Complexity of finding a Eulerian path such that the image under a bijection is also a Eulerian path

Problem input: undirected graphs $ G$ , $ H$ and a bijection $ f: E(G) \to E(H)$
Question: Is there a Eulerian path $ p: \{1,\dots,|E(G)|\} \to E(G)$ in $ G$ such that $ f \circ p$ is a Eulerian path in $ H$ ?

Is this problem in $ P$ , $ NP$ -complete or maybe equivalent to some other well-known problem that isn’t known to be either yet?

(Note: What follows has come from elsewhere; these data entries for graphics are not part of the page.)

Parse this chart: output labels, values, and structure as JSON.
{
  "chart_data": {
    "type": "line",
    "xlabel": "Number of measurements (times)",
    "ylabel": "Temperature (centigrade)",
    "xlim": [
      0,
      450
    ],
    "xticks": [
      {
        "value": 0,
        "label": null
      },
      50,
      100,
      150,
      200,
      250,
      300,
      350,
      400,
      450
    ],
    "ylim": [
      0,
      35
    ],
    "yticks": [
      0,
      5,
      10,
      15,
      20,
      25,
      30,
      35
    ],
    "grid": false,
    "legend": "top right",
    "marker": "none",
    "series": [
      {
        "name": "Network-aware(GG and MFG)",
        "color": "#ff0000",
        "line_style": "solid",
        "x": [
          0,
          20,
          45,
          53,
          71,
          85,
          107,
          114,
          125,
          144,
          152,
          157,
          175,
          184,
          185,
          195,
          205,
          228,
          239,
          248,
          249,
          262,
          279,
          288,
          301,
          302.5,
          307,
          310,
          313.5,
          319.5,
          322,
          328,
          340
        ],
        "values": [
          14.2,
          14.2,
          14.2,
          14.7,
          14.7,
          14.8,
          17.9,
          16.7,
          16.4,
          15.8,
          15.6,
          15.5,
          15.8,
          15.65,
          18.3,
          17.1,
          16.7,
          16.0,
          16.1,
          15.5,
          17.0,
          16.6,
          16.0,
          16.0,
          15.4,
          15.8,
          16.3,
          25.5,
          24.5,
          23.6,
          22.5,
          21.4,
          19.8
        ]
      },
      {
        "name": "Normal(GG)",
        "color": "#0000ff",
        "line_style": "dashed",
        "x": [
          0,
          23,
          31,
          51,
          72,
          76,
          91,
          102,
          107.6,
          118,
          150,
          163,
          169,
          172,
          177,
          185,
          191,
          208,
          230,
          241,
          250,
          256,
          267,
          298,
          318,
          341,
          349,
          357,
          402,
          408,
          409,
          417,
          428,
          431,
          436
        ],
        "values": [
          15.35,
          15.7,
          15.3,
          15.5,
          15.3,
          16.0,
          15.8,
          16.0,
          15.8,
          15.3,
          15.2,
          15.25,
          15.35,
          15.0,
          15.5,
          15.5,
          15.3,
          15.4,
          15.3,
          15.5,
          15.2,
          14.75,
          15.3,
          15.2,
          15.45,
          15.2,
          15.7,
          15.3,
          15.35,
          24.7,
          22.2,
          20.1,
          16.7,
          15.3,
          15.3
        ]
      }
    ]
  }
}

The problem turned up as a special case of a more general problem first in the Bachelors thesis of another student last year and now in mine as well (I was improving some of the results of the other thesis). All other cases of the problem are now known to be either NP-hard or solvable in polynomial time, but neither one of us managed to make any progress on that case. On the other hand it feels like a much more "natural" problem than the other cases, so I think we may have missed a simple proof.

If undirected graphs are replaced by directed graphs in the problem statement there is a simple polynomial time algorithm (find a Eulerian path in the graph with vertex set $ V(G)\times V(H)$ and edge set $ $ \{((v_1, w_1), (v_2, w_2)) | (v_1, v_2)=e \in E(G), f(e) = (w_1, w_2)\}$ $ ignoring isolated vertices). The analogous graph for the undirected case contains 2 edges for each edge in $ G$ , so just finding a Eulerian path is no longer enough.